Another reference in the article indicates that athletics at MSU dictate admission policies, a completely inaccurate and gratuitous implication by an Ivy League coach. I am sure that we have lost many fine athletes because our admission standards are too high, standards in no way established by our athletic department. I might note, too, that over recent years, MSU has far exceeded Harvard in the number of National Merit Scholars enrolled.
As an undergraduate at Harvard ('47), I am fully aware of its academic excellence and the pleasant fall football weekends there. However, I hope that Plimpton (Harvard '48) will strive a bit more for accuracy when writing about football as played outside his league.
CLIFTON R. WHARTON JR.
Michigan State University
East Lansing, Mich.
What's the greatest rip-off in the country today? Oil prices? Bread prices? Nothing like that. It's being charged admission to an Ivy League football game.
ROBERT J. FOISEY
East Hartford, Conn.
Whenever one arbitrarily picks the best of any group, be it pro quarterbacks or zoological parks, one must be ready to bear the wrath of those overlooked (Whose Zoo?, Sept. 15). I would not presume to choose among the zoos presented, but omitting the Milwaukee County Zoological Park was a monumental gaffe.
RAYMOND C. ZASTROW, M.D.
I have seen the San Diego Zoo, and it doesn't rate with our Detroit Zoo.
JAMES F. MOONEY
Grosse Pointe Farms, Mich.
Although our Gladys Porter Zoo in Brownsville, Texas is not one of the oldest (circa Sept. '71), it is one of the most beautiful anywhere.
JOHN H. WALKER
You wasted not one or two but 11 pages on animal life, instead of using them for sport.
San Jose, Calif.
I read with extreme interest your article introducing the versatile Golden Gate National Recreation Area (Gateway to Heaven, Aug. 25). I was a young boy of five when my father was first stationed at Fort Baker, the small post nestled below the north end of the Golden Gate Bridge. And for the next seven years my family lived in the humble quarters of Fort Barry, which overlooked Rodeo Lagoon and the vast Pacific Ocean.

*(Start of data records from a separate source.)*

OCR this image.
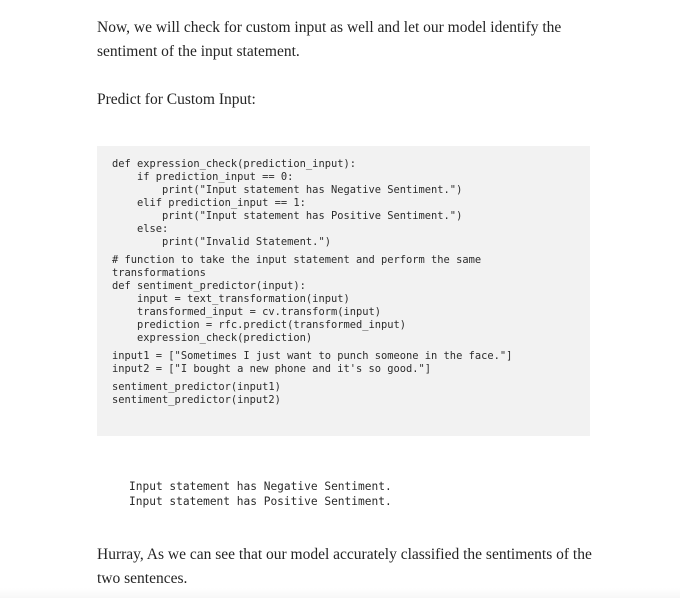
Now, we will check for custom input as well and let our model identify the sentiment of the input statement.

Predict for Custom Input:

def expression_check(prediction_input):
if prediction_input == 0:
print("Input statement has Negative Sentiment.")
elif prediction_input == 1:
print("Input statement has Positive Sentiment.")
else:
print("Invalid Statement.")
# function to take the input statement and perform the same
transformations
def sentiment_predictor(input):
input = text_transformation(input)
transformed_input = cv.transform(input)
prediction = rfc.predict(transformed_input)
expression_check(prediction)
input1 = ["Sometimes I just want to punch someone in the face."]
input2 = ["I bought a new phone and it's so good."]
sentiment_predictor(input1)
sentiment_predictor(input2)
Input statement has Negative Sentiment.
Input statement has Positive Sentiment.

Hurray, As we can see that our model accurately classified the sentiments of the two sentences.
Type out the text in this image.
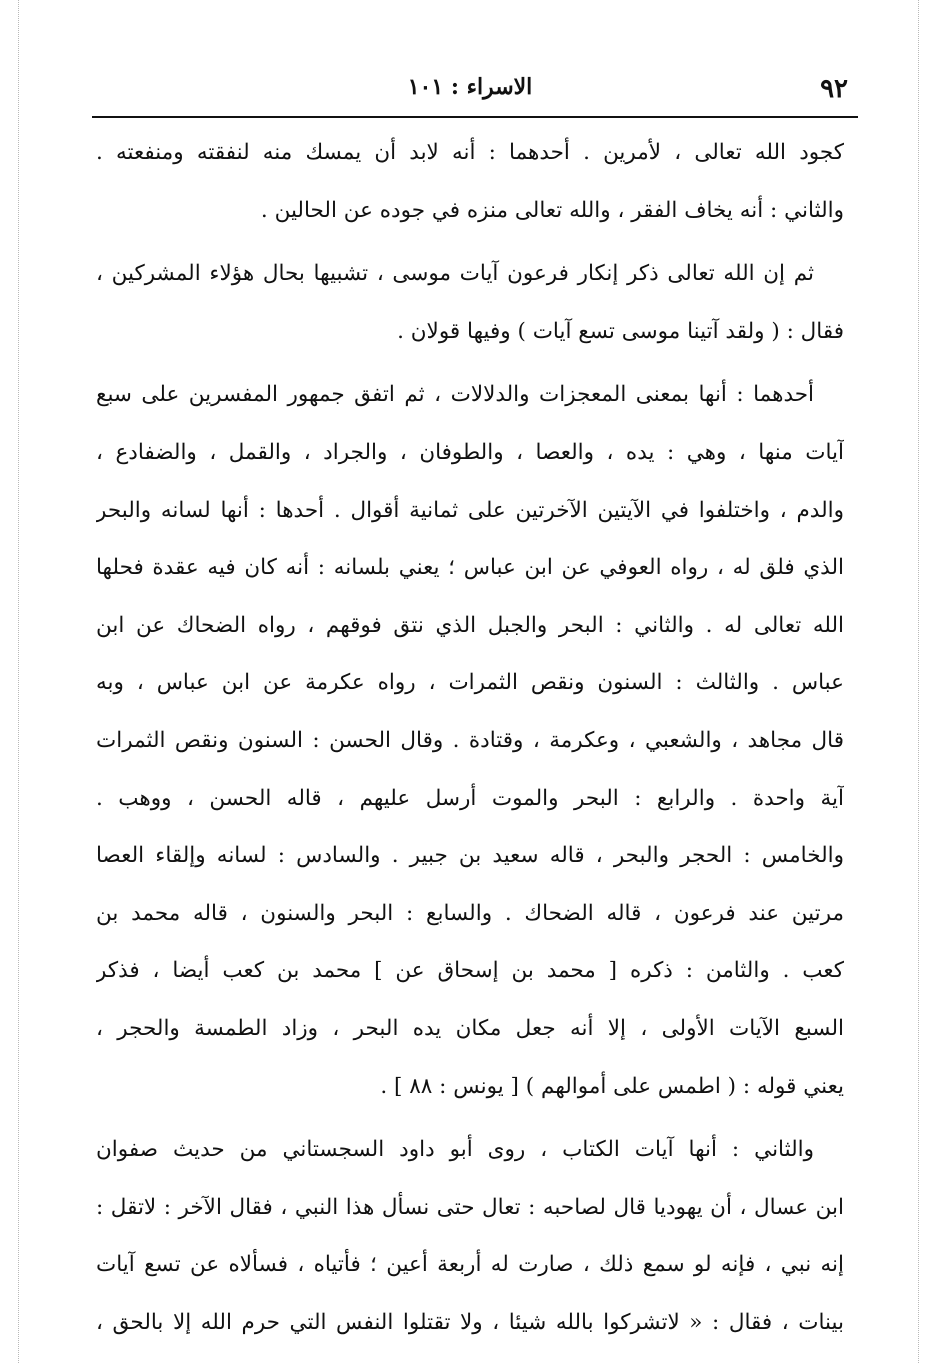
٩٢
الاسراء : ١٠١
كجود الله تعالى ، لأمرين . أحدهما : أنه لابد أن يمسك منه لنفقته ومنفعته .
والثاني : أنه يخاف الفقر ، والله تعالى منزه في جوده عن الحالين .
ثم إن الله تعالى ذكر إنكار فرعون آيات موسى ، تشبيها بحال هؤلاء المشركين ،
فقال : ( ولقد آتينا موسى تسع آيات ) وفيها قولان .
أحدهما : أنها بمعنى المعجزات والدلالات ، ثم اتفق جمهور المفسرين على سبع
آيات منها ، وهي : يده ، والعصا ، والطوفان ، والجراد ، والقمل ، والضفادع ،
والدم ، واختلفوا في الآيتين الآخرتين على ثمانية أقوال . أحدها : أنها لسانه والبحر
الذي فلق له ، رواه العوفي عن ابن عباس ؛ يعني بلسانه : أنه كان فيه عقدة فحلها
الله تعالى له . والثاني : البحر والجبل الذي نتق فوقهم ، رواه الضحاك عن ابن
عباس . والثالث : السنون ونقص الثمرات ، رواه عكرمة عن ابن عباس ، وبه
قال مجاهد ، والشعبي ، وعكرمة ، وقتادة . وقال الحسن : السنون ونقص الثمرات
آية واحدة . والرابع : البحر والموت أرسل عليهم ، قاله الحسن ، ووهب .
والخامس : الحجر والبحر ، قاله سعيد بن جبير . والسادس : لسانه وإلقاء العصا
مرتين عند فرعون ، قاله الضحاك . والسابع : البحر والسنون ، قاله محمد بن
كعب . والثامن : ذكره [ محمد بن إسحاق عن ] محمد بن كعب أيضا ، فذكر
السبع الآيات الأولى ، إلا أنه جعل مكان يده البحر ، وزاد الطمسة والحجر ،
يعني قوله : ( اطمس على أموالهم ) [ يونس : ٨٨ ] .
والثاني : أنها آيات الكتاب ، روى أبو داود السجستاني من حديث صفوان
ابن عسال ، أن يهوديا قال لصاحبه : تعال حتى نسأل هذا النبي ، فقال الآخر : لاتقل :
إنه نبي ، فإنه لو سمع ذلك ، صارت له أربعة أعين ؛ فأتياه ، فسألاه عن تسع آيات
بينات ، فقال : « لاتشركوا بالله شيئا ، ولا تقتلوا النفس التي حرم الله إلا بالحق ،
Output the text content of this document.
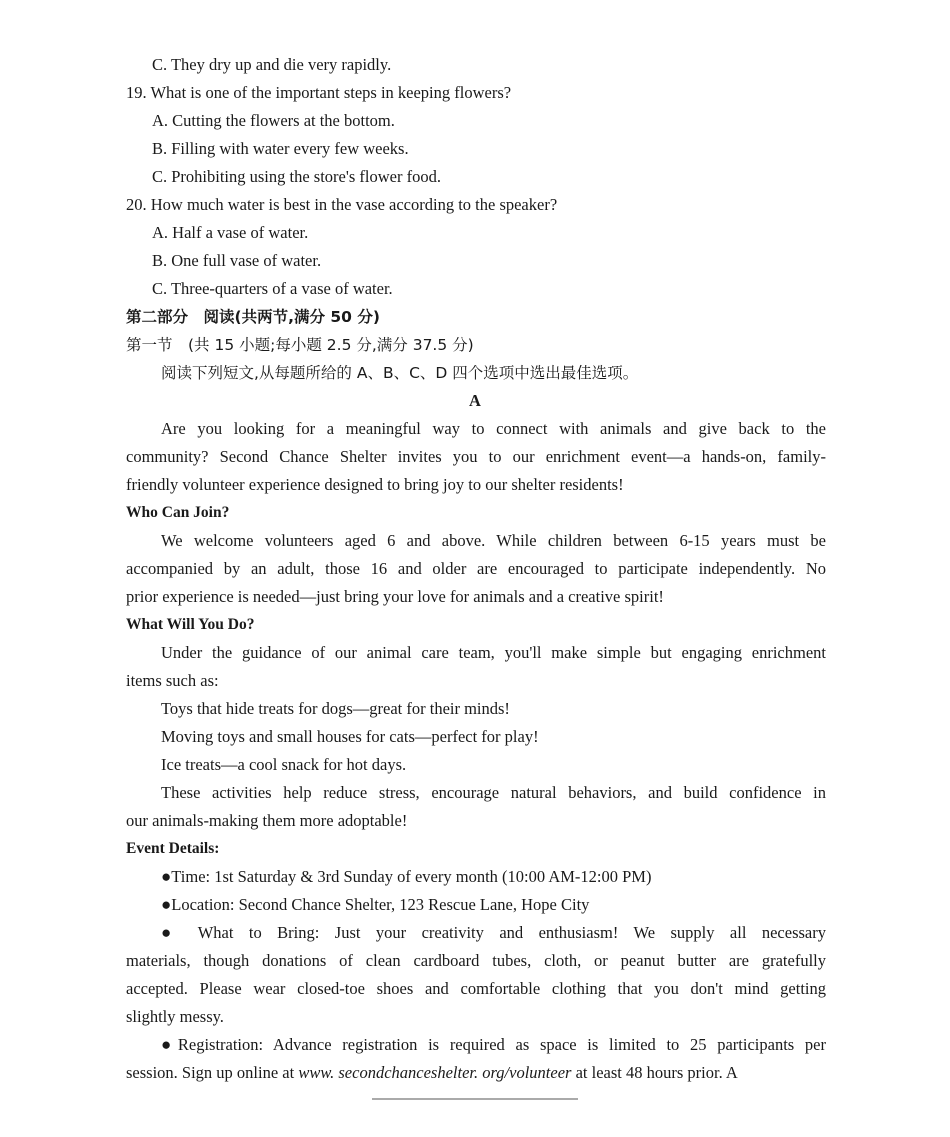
C. They dry up and die very rapidly.
19. What is one of the important steps in keeping flowers?
A. Cutting the flowers at the bottom.
B. Filling with water every few weeks.
C. Prohibiting using the store's flower food.
20. How much water is best in the vase according to the speaker?
A. Half a vase of water.
B. One full vase of water.
C. Three-quarters of a vase of water.
第二部分　阅读(共两节,满分 50 分)
第一节　(共 15 小题;每小题 2.5 分,满分 37.5 分)
阅读下列短文,从每题所给的 A、B、C、D 四个选项中选出最佳选项。
A
Are you looking for a meaningful way to connect with animals and give back to the
community? Second Chance Shelter invites you to our enrichment event—a hands-on, family-
friendly volunteer experience designed to bring joy to our shelter residents!
Who Can Join?
We welcome volunteers aged 6 and above. While children between 6-15 years must be
accompanied by an adult, those 16 and older are encouraged to participate independently. No
prior experience is needed—just bring your love for animals and a creative spirit!
What Will You Do?
Under the guidance of our animal care team, you'll make simple but engaging enrichment
items such as:
Toys that hide treats for dogs—great for their minds!
Moving toys and small houses for cats—perfect for play!
Ice treats—a cool snack for hot days.
These activities help reduce stress, encourage natural behaviors, and build confidence in
our animals-making them more adoptable!
Event Details:
●Time: 1st Saturday & 3rd Sunday of every month (10:00 AM-12:00 PM)
●Location: Second Chance Shelter, 123 Rescue Lane, Hope City
● What to Bring: Just your creativity and enthusiasm! We supply all necessary
materials, though donations of clean cardboard tubes, cloth, or peanut butter are gratefully
accepted. Please wear closed-toe shoes and comfortable clothing that you don't mind getting
slightly messy.
●Registration: Advance registration is required as space is limited to 25 participants per
session. Sign up online at www. secondchanceshelter. org/volunteer at least 48 hours prior. A
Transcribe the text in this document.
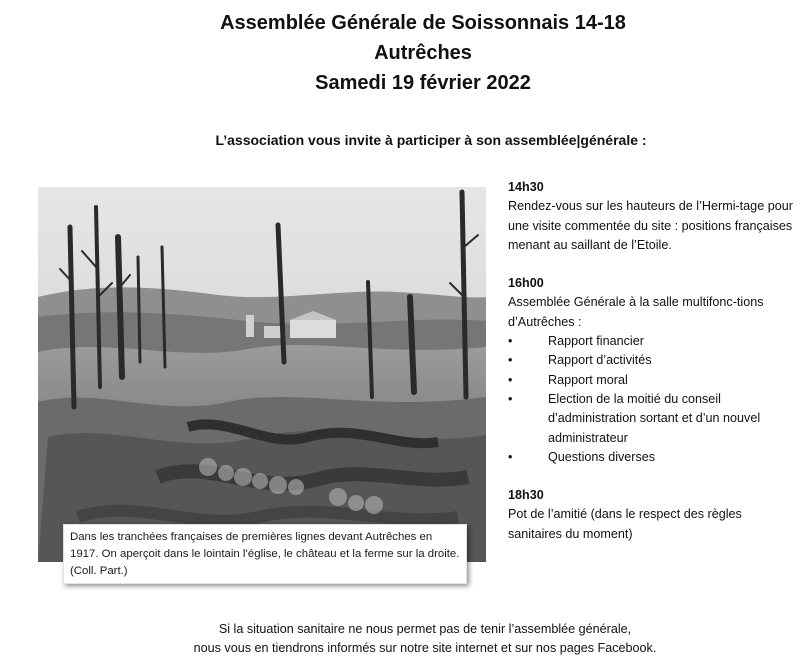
Assemblée Générale de Soissonnais 14-18
Autrêches
Samedi 19 février 2022
L’association vous invite à participer à son assemblée|générale :
Dans les tranchées françaises de premières lignes devant Autrêches en 1917. On aperçoit dans le lointain l’église, le château et la ferme sur la droite. (Coll. Part.)
14h30
Rendez-vous sur les hauteurs de l’Hermi-tage pour une visite commentée du site : positions françaises menant au saillant de l’Etoile.
16h00
Assemblée Générale à la salle multifonc-tions d’Autrêches :
•	Rapport financier
•	Rapport d’activités
•	Rapport moral
•	Election de la moitié du conseil d’administration sortant et d’un nouvel administrateur
•	Questions diverses
18h30
Pot de l’amitié (dans le respect des règles sanitaires du moment)
Si la situation sanitaire ne nous permet pas de tenir l’assemblée générale,
nous vous en tiendrons informés sur notre site internet et sur nos pages Facebook.
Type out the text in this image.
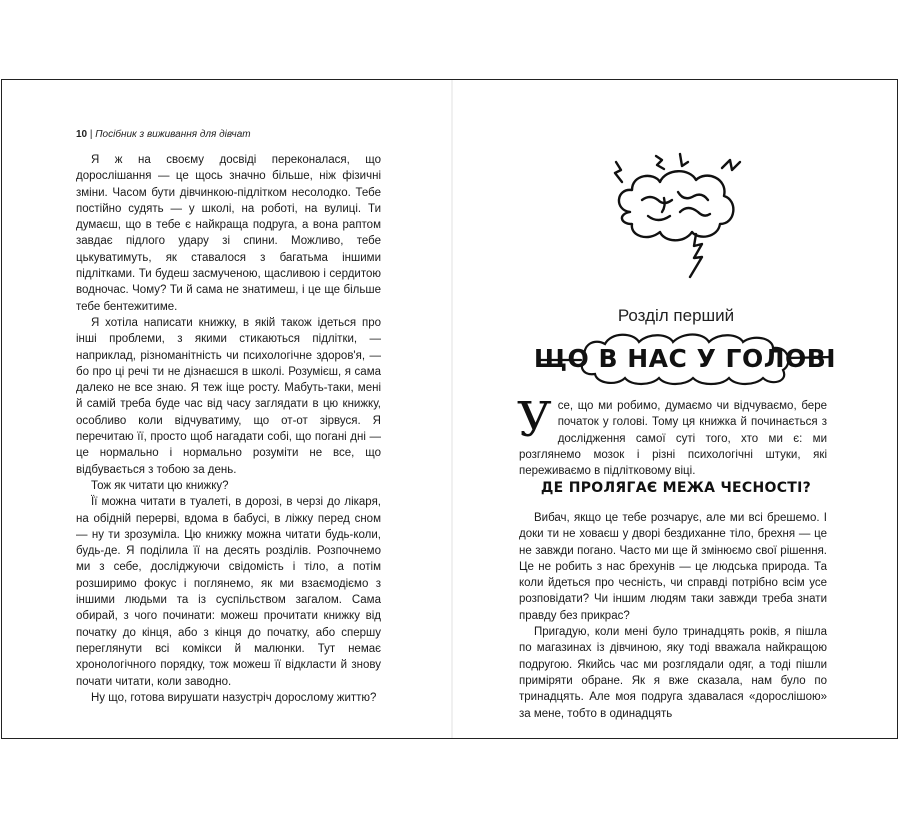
10 | Посібник з виживання для дівчат

Я ж на своєму досвіді переконалася, що дорослішання — це щось значно більше, ніж фізичні зміни. Часом бути дівчинкою-підлітком несолодко. Тебе постійно судять — у школі, на роботі, на вулиці. Ти думаєш, що в тебе є найкраща подруга, а вона раптом завдає підлого удару зі спини. Можливо, тебе цькуватимуть, як ставалося з багатьма іншими підлітками. Ти будеш засмученою, щасливою і сердитою водночас. Чому? Ти й сама не знатимеш, і це ще більше тебе бентежитиме.

Я хотіла написати книжку, в якій також ідеться про інші проблеми, з якими стикаються підлітки, — наприклад, різноманітність чи психологічне здоров'я, — бо про ці речі ти не дізнаєшся в школі. Розумієш, я сама далеко не все знаю. Я теж іще росту. Мабуть-таки, мені й самій треба буде час від часу заглядати в цю книжку, особливо коли відчуватиму, що от-от зірвуся. Я перечитаю її, просто щоб нагадати собі, що погані дні — це нормально і нормально розуміти не все, що відбувається з тобою за день.

Тож як читати цю книжку?

Її можна читати в туалеті, в дорозі, в черзі до лікаря, на обідній перерві, вдома в бабусі, в ліжку перед сном — ну ти зрозуміла. Цю книжку можна читати будь-коли, будь-де. Я поділила її на десять розділів. Розпочнемо ми з себе, досліджуючи свідомість і тіло, а потім розширимо фокус і поглянемо, як ми взаємодіємо з іншими людьми та із суспільством загалом. Сама обирай, з чого починати: можеш прочитати книжку від початку до кінця, або з кінця до початку, або спершу переглянути всі комікси й малюнки. Тут немає хронологічного порядку, тож можеш її відкласти й знову почати читати, коли заводно.

Ну що, готова вирушати назустріч дорослому життю?

Розділ перший
ЩО В НАС У ГОЛОВІ
У се, що ми робимо, думаємо чи відчуваємо, бере початок у голові. Тому ця книжка й починається з дослідження самої суті того, хто ми є: ми розглянемо мозок і різні психологічні штуки, які переживаємо в підлітковому віці.

ДЕ ПРОЛЯГАЄ МЕЖА ЧЕСНОСТІ?

Вибач, якщо це тебе розчарує, але ми всі брешемо. І доки ти не ховаєш у дворі бездиханне тіло, брехня — це не завжди погано. Часто ми ще й змінюємо свої рішення. Це не робить з нас брехунів — це людська природа. Та коли йдеться про чесність, чи справді потрібно всім усе розповідати? Чи іншим людям таки завжди треба знати правду без прикрас?

Пригадую, коли мені було тринадцять років, я пішла по магазинах із дівчиною, яку тоді вважала найкращою подругою. Якийсь час ми розглядали одяг, а тоді пішли приміряти обране. Як я вже сказала, нам було по тринадцять. Але моя подруга здавалася «дорослішою» за мене, тобто в одинадцять
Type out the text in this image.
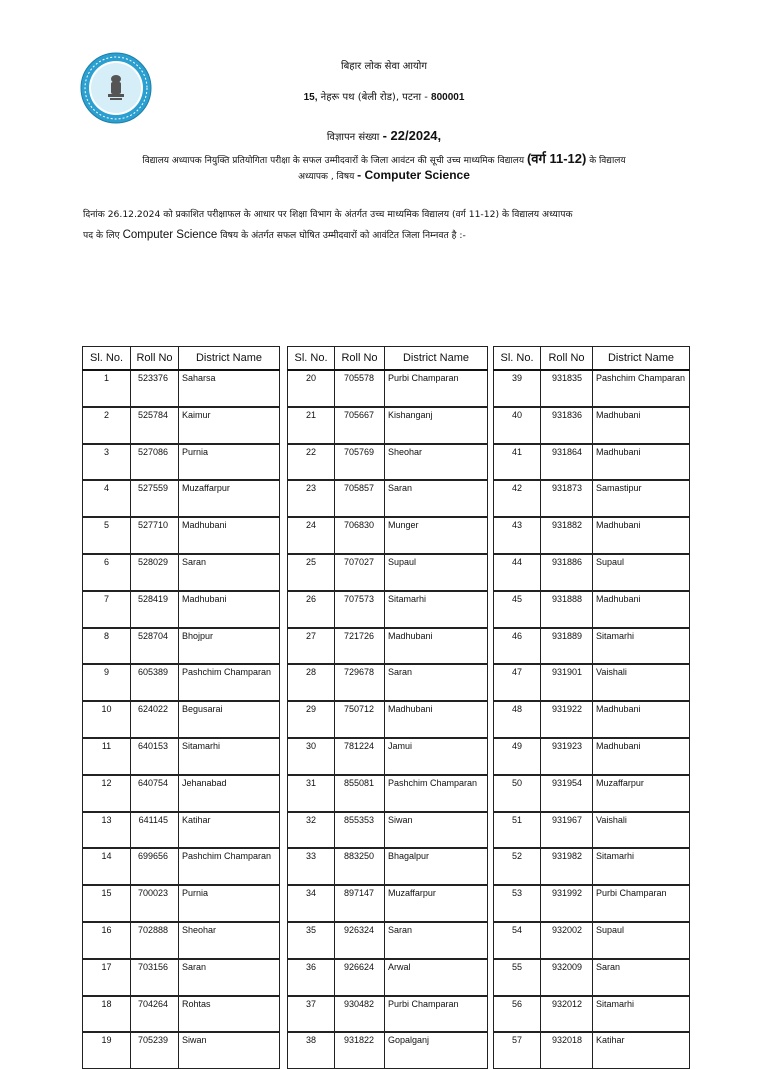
बिहार लोक सेवा आयोग
15, नेहरू पथ (बेली रोड), पटना - 800001
विज्ञापन संख्या - 22/2024,
विद्यालय अध्यापक नियुक्ति प्रतियोगिता परीक्षा के सफल उम्मीदवारों के जिला आवंटन की सूची उच्च माध्यमिक विद्यालय (वर्ग 11-12) के विद्यालय
अध्यापक , विषय - Computer Science
दिनांक 26.12.2024 को प्रकाशित परीक्षाफल के आधार पर शिक्षा विभाग के अंतर्गत उच्च माध्यमिक विद्यालय (वर्ग 11-12) के विद्यालय अध्यापक
पद के लिए Computer Science विषय के अंतर्गत सफल घोषित उम्मीदवारों को आवंटित जिला निम्नवत है :-
Sl. No.	Roll No	District Name
1	523376	Saharsa
2	525784	Kaimur
3	527086	Purnia
4	527559	Muzaffarpur
5	527710	Madhubani
6	528029	Saran
7	528419	Madhubani
8	528704	Bhojpur
9	605389	Pashchim Champaran
10	624022	Begusarai
11	640153	Sitamarhi
12	640754	Jehanabad
13	641145	Katihar
14	699656	Pashchim Champaran
15	700023	Purnia
16	702888	Sheohar
17	703156	Saran
18	704264	Rohtas
19	705239	Siwan
Sl. No.	Roll No	District Name
20	705578	Purbi Champaran
21	705667	Kishanganj
22	705769	Sheohar
23	705857	Saran
24	706830	Munger
25	707027	Supaul
26	707573	Sitamarhi
27	721726	Madhubani
28	729678	Saran
29	750712	Madhubani
30	781224	Jamui
31	855081	Pashchim Champaran
32	855353	Siwan
33	883250	Bhagalpur
34	897147	Muzaffarpur
35	926324	Saran
36	926624	Arwal
37	930482	Purbi Champaran
38	931822	Gopalganj
Sl. No.	Roll No	District Name
39	931835	Pashchim Champaran
40	931836	Madhubani
41	931864	Madhubani
42	931873	Samastipur
43	931882	Madhubani
44	931886	Supaul
45	931888	Madhubani
46	931889	Sitamarhi
47	931901	Vaishali
48	931922	Madhubani
49	931923	Madhubani
50	931954	Muzaffarpur
51	931967	Vaishali
52	931982	Sitamarhi
53	931992	Purbi Champaran
54	932002	Supaul
55	932009	Saran
56	932012	Sitamarhi
57	932018	Katihar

The brush-covered hills surrounding our home seemed to my brothers and me more mysterious than the Himalayas. Whenever we got an itch to explore, we started climbing. The panoramic view of San Francisco from our backyard hilltop always gave us cause for wonder. How come hundreds of thousands of people crowded together over there and left us with our little paradise over here? I thought I was the luckiest kid in the world.
Now I'm a student at the University of San Francisco, and the creation of the national recreation area means that we will always have our little paradise. I'm still the luckiest kid in the world.
The area just north of San Francisco is the world's worst for poison ivy and poison oak. One can contract either by staying in the car and merely driving through the "Gateway to Heaven."
J. B. ALMOND
TIME AND A HALF
In FOR THE RECORD (Sept. 8) you stated that "New England jostled Green Bay 20-17 in overtime." You really meant sudden-death overtime. There is a big difference. Overtime is what your staff probably had to work the week of the Labor Day holiday in order to publish your Sept. 8 issue on schedule. Sudden death is what happens when you rate Alabama second in the country and it promptly loses its first game to unranked Missouri.